The cable world's still going badda-bing over the record $2.5 million an episode A&E plunked down to pick up The Sopranos, slated for fall 2006. But the network has more- immediate plans. Serialized 24, for which A&E paid a more modest price of around $250,000 an episode, begins this fall, slated to air in daytime and likely one night a week in prime. These are only two examples of how important quality off-net shows have become as cable networks pump dough into originals.

Paying top dollar for off-nets is “something of an insurance policy” to secure a lead-in for an original that otherwise might go unnoticed, says Bob DeBitetto, newly named executive VP/general manager of A&E. “It's pre-sold viewership. You can predict with a reasonable margin of error what your delivery will be.” A&E's third major recent drama acquisition, CSI: Miami (more than $1 million an episode) begins in the fall of 2006.

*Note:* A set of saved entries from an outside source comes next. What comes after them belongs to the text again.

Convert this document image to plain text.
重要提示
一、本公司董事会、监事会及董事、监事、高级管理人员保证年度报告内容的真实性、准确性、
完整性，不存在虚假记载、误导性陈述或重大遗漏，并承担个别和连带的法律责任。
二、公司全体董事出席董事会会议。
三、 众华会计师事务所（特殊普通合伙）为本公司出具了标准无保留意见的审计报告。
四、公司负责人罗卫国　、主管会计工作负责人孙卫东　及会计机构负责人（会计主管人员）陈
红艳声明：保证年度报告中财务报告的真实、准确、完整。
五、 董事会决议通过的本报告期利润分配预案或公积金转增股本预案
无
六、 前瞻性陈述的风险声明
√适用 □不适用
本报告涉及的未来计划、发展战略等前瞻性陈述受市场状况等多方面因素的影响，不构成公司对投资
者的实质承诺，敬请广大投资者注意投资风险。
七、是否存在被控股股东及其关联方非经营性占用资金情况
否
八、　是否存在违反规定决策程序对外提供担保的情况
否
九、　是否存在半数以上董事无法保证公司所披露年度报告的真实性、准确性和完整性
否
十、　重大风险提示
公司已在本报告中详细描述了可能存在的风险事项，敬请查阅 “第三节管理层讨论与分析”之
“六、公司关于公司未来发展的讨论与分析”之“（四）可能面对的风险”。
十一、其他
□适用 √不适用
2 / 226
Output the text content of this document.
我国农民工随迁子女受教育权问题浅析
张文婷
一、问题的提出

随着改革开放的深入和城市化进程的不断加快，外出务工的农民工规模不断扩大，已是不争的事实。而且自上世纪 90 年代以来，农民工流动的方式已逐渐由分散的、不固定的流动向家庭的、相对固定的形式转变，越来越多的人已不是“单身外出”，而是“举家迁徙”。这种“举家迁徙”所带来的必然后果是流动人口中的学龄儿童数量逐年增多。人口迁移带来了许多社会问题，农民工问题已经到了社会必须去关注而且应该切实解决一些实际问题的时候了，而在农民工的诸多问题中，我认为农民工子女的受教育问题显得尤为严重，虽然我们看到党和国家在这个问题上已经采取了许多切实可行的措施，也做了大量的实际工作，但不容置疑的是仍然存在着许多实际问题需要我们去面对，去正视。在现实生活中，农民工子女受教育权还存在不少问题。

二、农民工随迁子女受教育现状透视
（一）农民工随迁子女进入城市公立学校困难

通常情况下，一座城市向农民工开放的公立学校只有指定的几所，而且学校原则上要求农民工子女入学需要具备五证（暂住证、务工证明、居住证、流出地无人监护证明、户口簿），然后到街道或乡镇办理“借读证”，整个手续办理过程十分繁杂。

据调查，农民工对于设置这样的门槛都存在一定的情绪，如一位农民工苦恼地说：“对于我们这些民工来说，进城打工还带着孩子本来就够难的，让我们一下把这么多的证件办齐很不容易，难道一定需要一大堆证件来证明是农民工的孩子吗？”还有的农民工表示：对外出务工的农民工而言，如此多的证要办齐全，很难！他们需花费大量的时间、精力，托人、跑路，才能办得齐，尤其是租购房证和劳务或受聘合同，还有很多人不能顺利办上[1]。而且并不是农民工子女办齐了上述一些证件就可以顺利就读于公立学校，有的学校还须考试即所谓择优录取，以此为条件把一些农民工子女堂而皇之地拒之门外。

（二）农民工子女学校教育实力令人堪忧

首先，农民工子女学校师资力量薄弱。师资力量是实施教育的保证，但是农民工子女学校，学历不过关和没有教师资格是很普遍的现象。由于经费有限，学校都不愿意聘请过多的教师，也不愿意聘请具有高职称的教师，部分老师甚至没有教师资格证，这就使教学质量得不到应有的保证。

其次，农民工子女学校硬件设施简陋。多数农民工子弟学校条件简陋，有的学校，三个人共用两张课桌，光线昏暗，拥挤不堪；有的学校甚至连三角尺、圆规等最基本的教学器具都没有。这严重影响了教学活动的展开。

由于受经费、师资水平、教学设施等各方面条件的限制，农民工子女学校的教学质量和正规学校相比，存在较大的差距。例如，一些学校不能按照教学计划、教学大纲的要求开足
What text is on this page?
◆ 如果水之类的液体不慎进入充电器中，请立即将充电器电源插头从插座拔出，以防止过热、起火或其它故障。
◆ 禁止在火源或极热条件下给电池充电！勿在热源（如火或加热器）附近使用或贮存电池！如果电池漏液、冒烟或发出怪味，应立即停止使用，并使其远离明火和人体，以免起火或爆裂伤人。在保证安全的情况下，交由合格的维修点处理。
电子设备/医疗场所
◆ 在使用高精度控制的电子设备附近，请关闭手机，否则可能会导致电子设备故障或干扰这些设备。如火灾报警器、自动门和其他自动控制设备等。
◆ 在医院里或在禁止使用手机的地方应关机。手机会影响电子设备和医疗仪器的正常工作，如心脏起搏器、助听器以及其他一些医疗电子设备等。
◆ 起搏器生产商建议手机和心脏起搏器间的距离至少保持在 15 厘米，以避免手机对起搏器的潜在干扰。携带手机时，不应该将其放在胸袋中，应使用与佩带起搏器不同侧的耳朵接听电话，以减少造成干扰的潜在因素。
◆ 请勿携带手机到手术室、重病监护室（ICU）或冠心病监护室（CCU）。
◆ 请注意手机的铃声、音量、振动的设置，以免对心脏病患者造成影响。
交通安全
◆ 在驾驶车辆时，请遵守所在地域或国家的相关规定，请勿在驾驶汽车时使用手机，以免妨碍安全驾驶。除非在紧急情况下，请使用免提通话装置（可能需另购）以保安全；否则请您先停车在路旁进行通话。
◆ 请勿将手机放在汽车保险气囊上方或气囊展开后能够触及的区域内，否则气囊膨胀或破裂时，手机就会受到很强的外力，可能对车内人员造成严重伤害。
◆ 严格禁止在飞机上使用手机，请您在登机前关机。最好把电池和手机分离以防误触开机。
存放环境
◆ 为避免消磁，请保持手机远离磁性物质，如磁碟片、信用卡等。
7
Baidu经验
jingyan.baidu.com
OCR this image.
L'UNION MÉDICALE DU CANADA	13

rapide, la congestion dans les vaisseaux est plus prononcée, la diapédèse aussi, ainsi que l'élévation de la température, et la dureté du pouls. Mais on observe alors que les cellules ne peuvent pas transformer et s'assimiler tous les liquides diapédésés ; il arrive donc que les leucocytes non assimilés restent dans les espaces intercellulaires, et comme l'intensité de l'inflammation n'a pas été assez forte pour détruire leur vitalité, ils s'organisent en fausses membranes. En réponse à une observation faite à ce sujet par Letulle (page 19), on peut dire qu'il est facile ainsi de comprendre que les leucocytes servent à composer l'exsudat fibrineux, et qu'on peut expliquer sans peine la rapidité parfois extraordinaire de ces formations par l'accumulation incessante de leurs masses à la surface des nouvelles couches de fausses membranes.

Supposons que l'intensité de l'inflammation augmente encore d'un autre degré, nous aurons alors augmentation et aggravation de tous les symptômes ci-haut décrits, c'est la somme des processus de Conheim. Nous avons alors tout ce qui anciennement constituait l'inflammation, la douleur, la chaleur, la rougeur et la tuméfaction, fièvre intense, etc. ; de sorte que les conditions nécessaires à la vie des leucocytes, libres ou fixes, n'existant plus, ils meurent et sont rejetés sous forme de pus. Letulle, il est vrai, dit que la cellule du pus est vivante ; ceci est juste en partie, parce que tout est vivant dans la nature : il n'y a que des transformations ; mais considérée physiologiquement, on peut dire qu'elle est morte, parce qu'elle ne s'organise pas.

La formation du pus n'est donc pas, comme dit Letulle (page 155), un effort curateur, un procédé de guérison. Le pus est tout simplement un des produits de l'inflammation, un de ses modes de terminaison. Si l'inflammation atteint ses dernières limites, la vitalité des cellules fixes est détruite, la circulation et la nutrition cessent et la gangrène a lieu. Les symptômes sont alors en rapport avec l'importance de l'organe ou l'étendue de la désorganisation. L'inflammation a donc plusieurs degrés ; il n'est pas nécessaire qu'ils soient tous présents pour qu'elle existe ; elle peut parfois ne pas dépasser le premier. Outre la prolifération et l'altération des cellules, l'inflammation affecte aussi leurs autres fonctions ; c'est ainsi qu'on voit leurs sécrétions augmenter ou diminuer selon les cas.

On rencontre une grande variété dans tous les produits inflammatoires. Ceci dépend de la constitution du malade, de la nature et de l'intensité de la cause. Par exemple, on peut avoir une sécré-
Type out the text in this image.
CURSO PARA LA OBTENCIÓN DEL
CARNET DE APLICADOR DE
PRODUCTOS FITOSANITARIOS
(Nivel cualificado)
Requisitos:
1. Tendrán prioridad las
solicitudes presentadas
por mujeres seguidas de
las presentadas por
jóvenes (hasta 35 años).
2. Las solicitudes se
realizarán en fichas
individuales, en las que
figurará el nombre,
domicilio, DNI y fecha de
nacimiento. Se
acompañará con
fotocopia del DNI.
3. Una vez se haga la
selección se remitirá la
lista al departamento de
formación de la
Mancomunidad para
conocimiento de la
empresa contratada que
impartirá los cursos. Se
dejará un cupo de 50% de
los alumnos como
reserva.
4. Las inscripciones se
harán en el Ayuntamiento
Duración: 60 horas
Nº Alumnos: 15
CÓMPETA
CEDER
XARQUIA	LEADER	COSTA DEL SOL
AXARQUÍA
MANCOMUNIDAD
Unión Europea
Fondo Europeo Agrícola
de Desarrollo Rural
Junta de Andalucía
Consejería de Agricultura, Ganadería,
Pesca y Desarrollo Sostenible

Lifetime will also soon boost its off-net schedule; Will & Grace starts in September. Already syndication-strong with Golden Girls and The Nanny, the women's network scooped up the gay comedy for around $450,000 an episode. It will be stripped weekdays in daytime and in late fringe; on weekends, it will be a lead-in to movies.

With Frasier (at a hefty $600,000 an episode) joining its slate next March, followed by Reba in August and Still Standing in September, Lifetime could emerge with a comedy block to rival Turner's TBS. It is hunting for dramas as well. “We're in good shape. These comedies will freshen our schedule,” says Lifetime's Leslie Glenn-Chesloff, senior VP, planning, scheduling and acquisitions.

And FX has upcoming comedies as well: That '70s Show bows in a “high-profile time period” in September, and Spin City comes to daytime. Rather than building a comedy block, though, the network focuses acquisition more on movies, says Senior VP of Programming Chuck Saftler.

Proving it has more syndie hits than just Law & Order, Turner's TNT debuts Alias this fall, having paid what turned out to be a bargain $200,000 or so an episode given its renewed popularity on ABC.

The drama market is quiet now. Paramount is pushing Enterprise, and The WB wants to sell Everwood, but no one is bidding. On the comedy side, Buena Vista has received lackluster offers for Scrubs. (A Buena Vista representative says this is not true and that the syndicator has received multiple offers on the show.) A cable-network source says Fox might soon push Arrested Development as a direct-to-cable deal.

Generally, though, this cable pro says, the syndie market is filling with “B-minus programs” but “not brand drivers.”